After slightly over six months working away in Malaysia, it’s time for us to part ways. That’s not to say I won’t be back for certain, who knows what way things will go from here, but it does mean that for now at least, I won’t be enduring the major sweat-inducing heat on my way to work every morning, nor will my walk home be largely dominated by trying to avoid taxi drivers trying to offer me a ride or massage girls also trying to offer me…services. It also means that the maintenance of air conditioning units will very shortly not be of any concern to me anymore, whereas just two weeks ago not only was it top of my agenda, but it was also causing me a number of very restless nights, and very cranky mornings. No more swimming pool ‘downstairs’ in my building, no more table tennis and no more real, authentic, delicious and yet incredibly cheap food. In Ireland we say ‘wow that’s great value’ when you get a sandwich for less than around 3 Euro. The thought now of spending that amount and not receiving a full meal, rice and a drink brings me nearly to tears.
And whether we like it or not at home, our food really can be sometimes quite bland. I’ve tasted some things that have been so awful I’ve wanted to cry – but I’ve tasted some things that are so good that I wish we had them back home. But one thing’s always a constant and that is that everything here is jam-packed with flavour.
But there’s certainly been downsides – while I’ve been here, I’ve been pick pocketed and been attacked for my camera, while Anna’s phone has been robbed among countless other minor crime incidents we know of. If there really does turn out to be more cops on the streets and a proper transport system in place that leads to more people abandoning their cars and less of the current situation where the traffic gets worse seemingly by the day, then that’ll be a great job well done. 6 months is a long time to be stuck somewhere, and it gives you a much better chance to learn about a country than you could ever do by just visiting for holidays. If I’d visited for a holiday, as I had done beforehand, then I’d never have known about such treasures as ‘Yut Kee’ restaurant, nor about proper Malay food, nor about the traffic or the way things inexplicably sometimes don’t work and nobody really cares.

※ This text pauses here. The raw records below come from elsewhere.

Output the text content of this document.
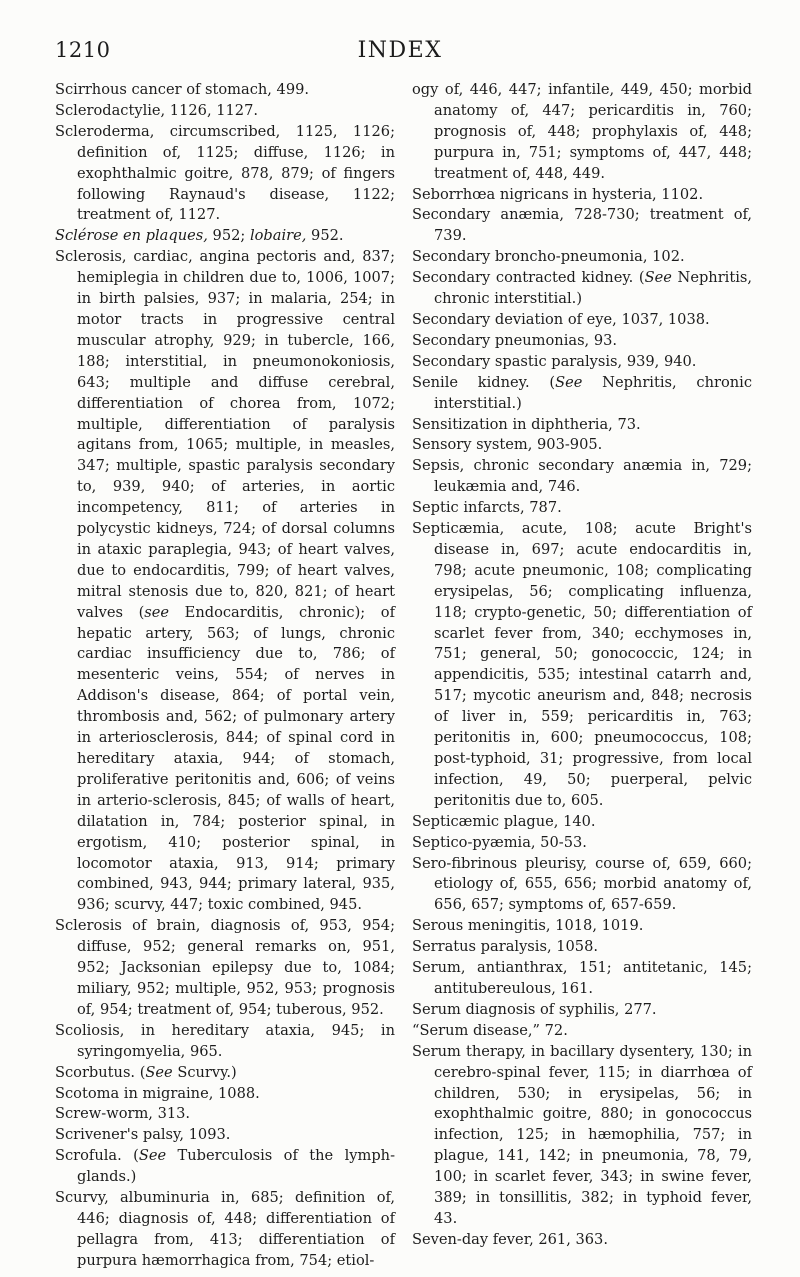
1210	INDEX

Scirrhous cancer of stomach, 499.

Sclerodactylie, 1126, 1127.

Scleroderma, circumscribed, 1125, 1126; definition of, 1125; diffuse, 1126; in exophthalmic goitre, 878, 879; of fingers following Raynaud's disease, 1122; treatment of, 1127.

Sclérose en plaques, 952; lobaire, 952.

Sclerosis, cardiac, angina pectoris and, 837; hemiplegia in children due to, 1006, 1007; in birth palsies, 937; in malaria, 254; in motor tracts in progressive central muscular atrophy, 929; in tubercle, 166, 188; interstitial, in pneumonokoniosis, 643; multiple and diffuse cerebral, differentiation of chorea from, 1072; multiple, differentiation of paralysis agitans from, 1065; multiple, in measles, 347; multiple, spastic paralysis secondary to, 939, 940; of arteries, in aortic incompetency, 811; of arteries in polycystic kidneys, 724; of dorsal columns in ataxic paraplegia, 943; of heart valves, due to endocarditis, 799; of heart valves, mitral stenosis due to, 820, 821; of heart valves (see Endocarditis, chronic); of hepatic artery, 563; of lungs, chronic cardiac insufficiency due to, 786; of mesenteric veins, 554; of nerves in Addison's disease, 864; of portal vein, thrombosis and, 562; of pulmonary artery in arteriosclerosis, 844; of spinal cord in hereditary ataxia, 944; of stomach, proliferative peritonitis and, 606; of veins in arterio-sclerosis, 845; of walls of heart, dilatation in, 784; posterior spinal, in ergotism, 410; posterior spinal, in locomotor ataxia, 913, 914; primary combined, 943, 944; primary lateral, 935, 936; scurvy, 447; toxic combined, 945.

Sclerosis of brain, diagnosis of, 953, 954; diffuse, 952; general remarks on, 951, 952; Jacksonian epilepsy due to, 1084; miliary, 952; multiple, 952, 953; prognosis of, 954; treatment of, 954; tuberous, 952.

Scoliosis, in hereditary ataxia, 945; in syringomyelia, 965.

Scorbutus. (See Scurvy.)

Scotoma in migraine, 1088.

Screw-worm, 313.

Scrivener's palsy, 1093.

Scrofula. (See Tuberculosis of the lymph-glands.)

Scurvy, albuminuria in, 685; definition of, 446; diagnosis of, 448; differentiation of pellagra from, 413; differentiation of purpura hæmorrhagica from, 754; etiol-

ogy of, 446, 447; infantile, 449, 450; morbid anatomy of, 447; pericarditis in, 760; prognosis of, 448; prophylaxis of, 448; purpura in, 751; symptoms of, 447, 448; treatment of, 448, 449.

Seborrhœa nigricans in hysteria, 1102.

Secondary anæmia, 728-730; treatment of, 739.

Secondary broncho-pneumonia, 102.

Secondary contracted kidney. (See Nephritis, chronic interstitial.)

Secondary deviation of eye, 1037, 1038.

Secondary pneumonias, 93.

Secondary spastic paralysis, 939, 940.

Senile kidney. (See Nephritis, chronic interstitial.)

Sensitization in diphtheria, 73.

Sensory system, 903-905.

Sepsis, chronic secondary anæmia in, 729; leukæmia and, 746.

Septic infarcts, 787.

Septicæmia, acute, 108; acute Bright's disease in, 697; acute endocarditis in, 798; acute pneumonic, 108; complicating erysipelas, 56; complicating influenza, 118; crypto-genetic, 50; differentiation of scarlet fever from, 340; ecchymoses in, 751; general, 50; gonococcic, 124; in appendicitis, 535; intestinal catarrh and, 517; mycotic aneurism and, 848; necrosis of liver in, 559; pericarditis in, 763; peritonitis in, 600; pneumococcus, 108; post-typhoid, 31; progressive, from local infection, 49, 50; puerperal, pelvic peritonitis due to, 605.

Septicæmic plague, 140.

Septico-pyæmia, 50-53.

Sero-fibrinous pleurisy, course of, 659, 660; etiology of, 655, 656; morbid anatomy of, 656, 657; symptoms of, 657-659.

Serous meningitis, 1018, 1019.

Serratus paralysis, 1058.

Serum, antianthrax, 151; antitetanic, 145; antitubereulous, 161.

Serum diagnosis of syphilis, 277.

“Serum disease,” 72.

Serum therapy, in bacillary dysentery, 130; in cerebro-spinal fever, 115; in diarrhœa of children, 530; in erysipelas, 56; in exophthalmic goitre, 880; in gonococcus infection, 125; in hæmophilia, 757; in plague, 141, 142; in pneumonia, 78, 79, 100; in scarlet fever, 343; in swine fever, 389; in tonsillitis, 382; in typhoid fever, 43.

Seven-day fever, 261, 363.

But at the end of the day, it’s still a place to be and has offered me (right now) much more opportunities for work and money and travel than Ireland seems to be able to offer to anyone recently graduated. In many ways, it’s really made me quite angry towards my own country that we can’t offer any sort of value for money (even now), our country’s up the spout, hardly any politicians seem to even have a clue quite how bad and how serious things are, nobody’s to blame and the best option for so many graduates, professionals and families really is to get as far away as possible. But then it also makes you realise that some places – incidentally, many of the less-stagnant economies in the world right now – are the ones that are open and welcoming.
Even whereas Ireland (if there is a job going) wants you to have a list of degrees and masters and qualifications as long as your arm, people here are willing to give you a shot if you really think you’re up to the job – if you’re not, you can bet you’ll be told. Couple that with the delicious food, the lifestyle to a certain extent and the possibility to earn money if you play your cards right and there’s things I’ll miss, for sure.
So for now, armed with all my luggage, my wooden gecko I got at Central Market, and the knowledge of what a chicken chop should taste like, it’s time to say goodbye Malaysia, thanks for the adventure, the experience and the journey.
Oh, and one more thing. Chicken Chop doesn’t belong in the ‘Western Food’ section of any menu; I never even heard of it until I came to Malaysia. Thanks.